Royal Surrey is part of a national research project assessing the psychological impact the pandemic has had on women with ovarian cancer. The findings will be used to advise NHS and cancer support organisations about how best to support women during and after their treatment.
Ovarian cancer is the sixth most common cancer with around 7,300 woman diagnosed each year.
“Cancer diagnosis and treatment is distressing under normal circumstances, but during this last year women have had to go through all the emotional ups and downs of surgery and chemotherapy in the face of a pandemic. There have been UK-wide interruptions to hospital services to contend with as well as fears of contracting Covid with an already compromised immune system and having to shield at home while missing many of their loved ones,” said Fiona Thompson, Lead Macmillan Gynaecological Oncology Clinical Nurse Specialist at Royal Surrey.
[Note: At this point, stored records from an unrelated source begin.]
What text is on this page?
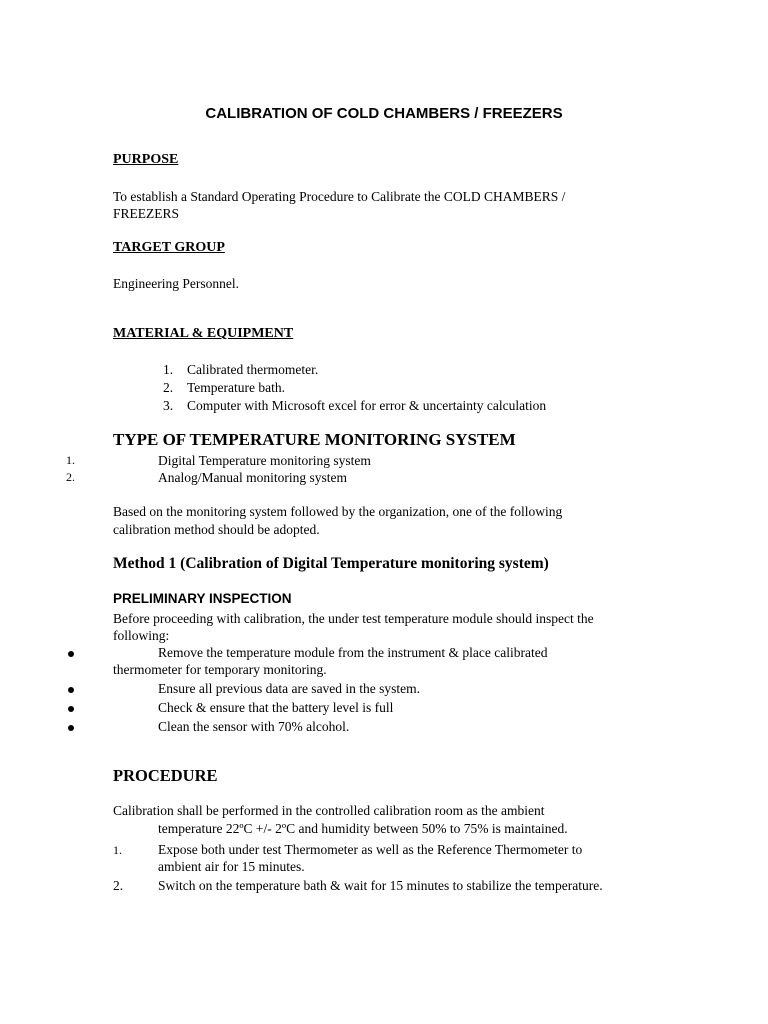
CALIBRATION OF COLD CHAMBERS / FREEZERS
PURPOSE
To establish a Standard Operating Procedure to Calibrate the COLD CHAMBERS /
FREEZERS
TARGET GROUP
Engineering Personnel.
MATERIAL & EQUIPMENT
1. Calibrated thermometer.
2. Temperature bath.
3. Computer with Microsoft excel for error & uncertainty calculation
TYPE OF TEMPERATURE MONITORING SYSTEM
1.	Digital Temperature monitoring system
2.	Analog/Manual monitoring system
Based on the monitoring system followed by the organization, one of the following
calibration method should be adopted.
Method 1 (Calibration of Digital Temperature monitoring system)
PRELIMINARY INSPECTION
Before proceeding with calibration, the under test temperature module should inspect the
following:
Remove the temperature module from the instrument & place calibrated
thermometer for temporary monitoring.
Ensure all previous data are saved in the system.
Check & ensure that the battery level is full
Clean the sensor with 70% alcohol.
PROCEDURE
Calibration shall be performed in the controlled calibration room as the ambient
temperature 22ºC +/- 2ºC and humidity between 50% to 75% is maintained.
1.	Expose both under test Thermometer as well as the Reference Thermometer to
ambient air for 15 minutes.
2.	Switch on the temperature bath & wait for 15 minutes to stabilize the temperature.
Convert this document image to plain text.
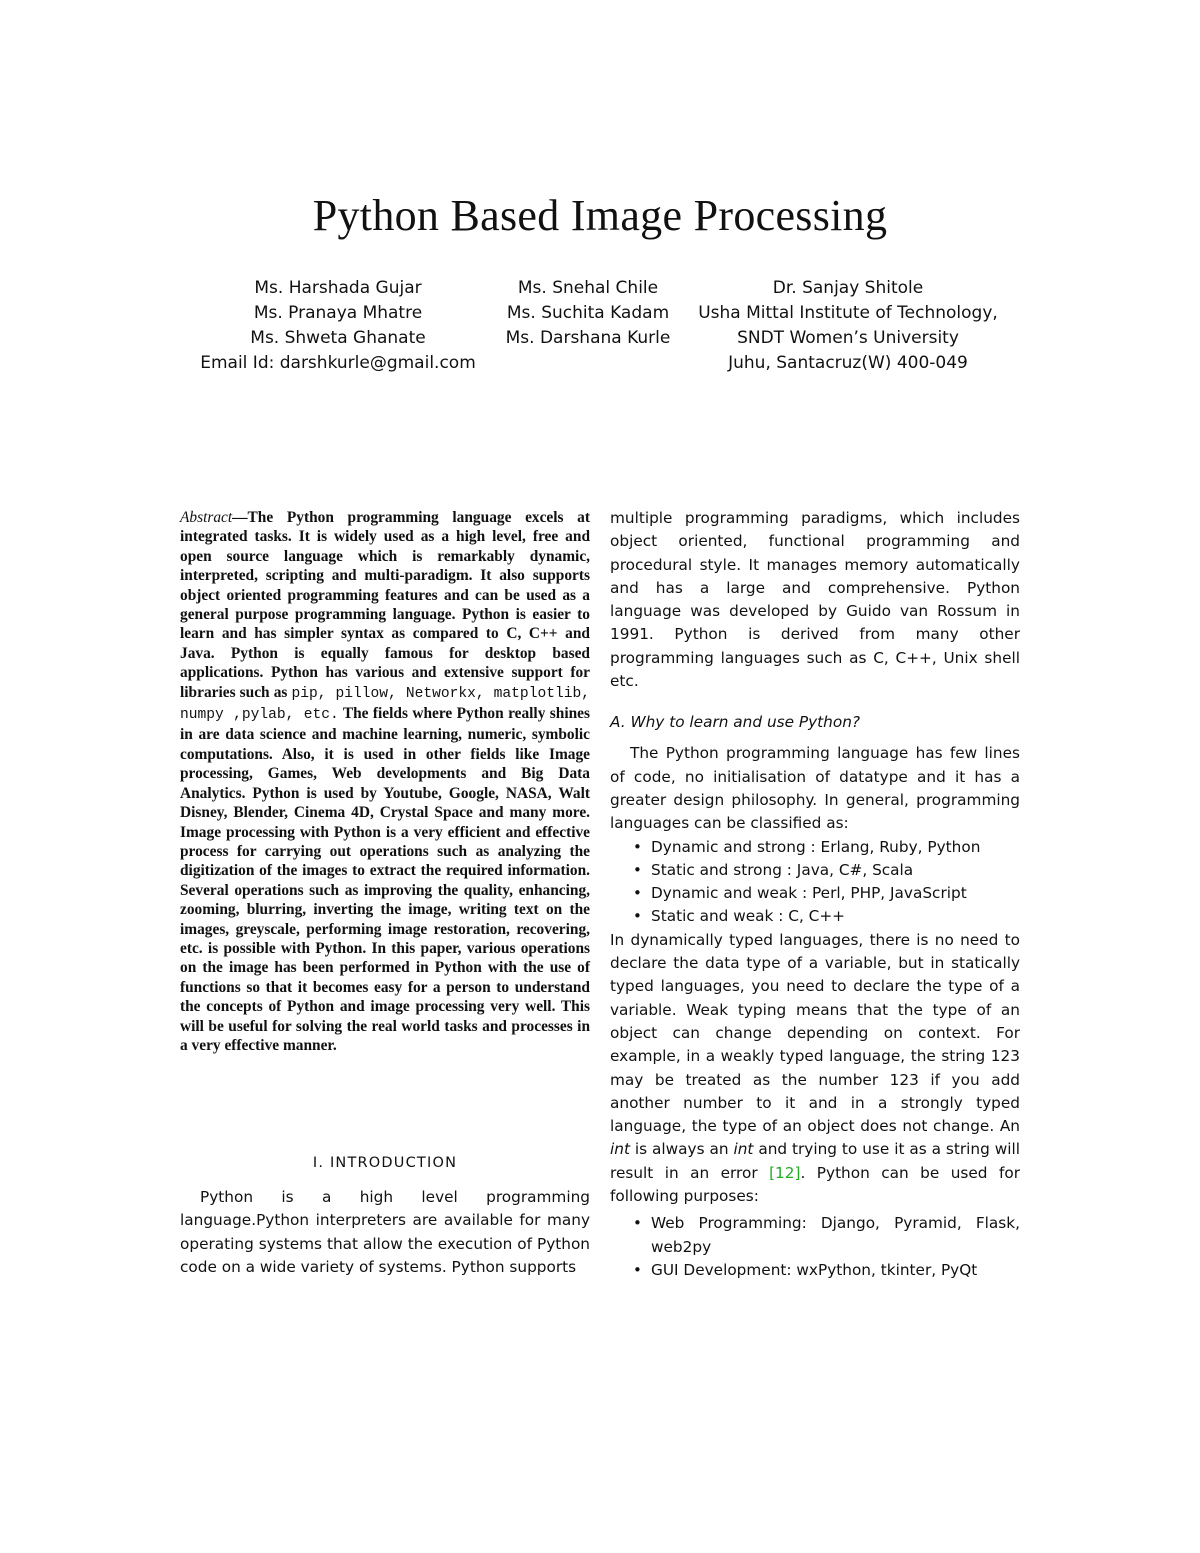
Python Based Image Processing
Ms. Harshada Gujar
Ms. Pranaya Mhatre
Ms. Shweta Ghanate
Email Id: darshkurle@gmail.com
Ms. Snehal Chile
Ms. Suchita Kadam
Ms. Darshana Kurle
Dr. Sanjay Shitole
Usha Mittal Institute of Technology,
SNDT Women’s University
Juhu, Santacruz(W) 400-049
Abstract—The Python programming language excels at integrated tasks. It is widely used as a high level, free and open source language which is remarkably dynamic, interpreted, scripting and multi-paradigm. It also supports object oriented programming features and can be used as a general purpose programming language. Python is easier to learn and has simpler syntax as compared to C, C++ and Java. Python is equally famous for desktop based applications. Python has various and extensive support for libraries such as pip, pillow, Networkx, matplotlib, numpy ,pylab, etc. The fields where Python really shines in are data science and machine learning, numeric, symbolic computations. Also, it is used in other fields like Image processing, Games, Web developments and Big Data Analytics. Python is used by Youtube, Google, NASA, Walt Disney, Blender, Cinema 4D, Crystal Space and many more. Image processing with Python is a very efficient and effective process for carrying out operations such as analyzing the digitization of the images to extract the required information. Several operations such as improving the quality, enhancing, zooming, blurring, inverting the image, writing text on the images, greyscale, performing image restoration, recovering, etc. is possible with Python. In this paper, various operations on the image has been performed in Python with the use of functions so that it becomes easy for a person to understand the concepts of Python and image processing very well. This will be useful for solving the real world tasks and processes in a very effective manner.
I. INTRODUCTION
Python is a high level programming language.Python interpreters are available for many operating systems that allow the execution of Python code on a wide variety of systems. Python supports

multiple programming paradigms, which includes object oriented, functional programming and procedural style. It manages memory automatically and has a large and comprehensive. Python language was developed by Guido van Rossum in 1991. Python is derived from many other programming languages such as C, C++, Unix shell etc.

A. Why to learn and use Python?

The Python programming language has few lines of code, no initialisation of datatype and it has a greater design philosophy. In general, programming languages can be classified as:

• Dynamic and strong : Erlang, Ruby, Python
• Static and strong : Java, C#, Scala
• Dynamic and weak : Perl, PHP, JavaScript
• Static and weak : C, C++

In dynamically typed languages, there is no need to declare the data type of a variable, but in statically typed languages, you need to declare the type of a variable. Weak typing means that the type of an object can change depending on context. For example, in a weakly typed language, the string 123 may be treated as the number 123 if you add another number to it and in a strongly typed language, the type of an object does not change. An int is always an int and trying to use it as a string will result in an error [12]. Python can be used for following purposes:

• Web Programming: Django, Pyramid, Flask, web2py
• GUI Development: wxPython, tkinter, PyQt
“The study hopes to tell us more about what patients have been through psychologically and how they are coping, ultimately, hoping to improve the support available to them,” she continued.
The OvarianPsych study is led by Nottingham Trent University and Nottingham University Hospitals who hope to recruit 80 participants across eight UK sites. Royal Surrey began recruiting patients onto the study in December and has recruited 12 of its target 20 participants.
Study participants, who are all currently receiving chemotherapy treatment for ovarian cancer, are asked to complete an online questionnaire three times over a four-month period. They are asked questions about their illness and treatment, how they feel about their illness and treatment, their mental health and how they are coping.
Fiona said: “Covid has had a massive impact on everybody, but, I imagine, for our patients that impact has amplified. As a major regional referral centre for cancer patients, it is important that we support research that advances care. And this project will help healthcare organisations and professionals provide the best possible care.”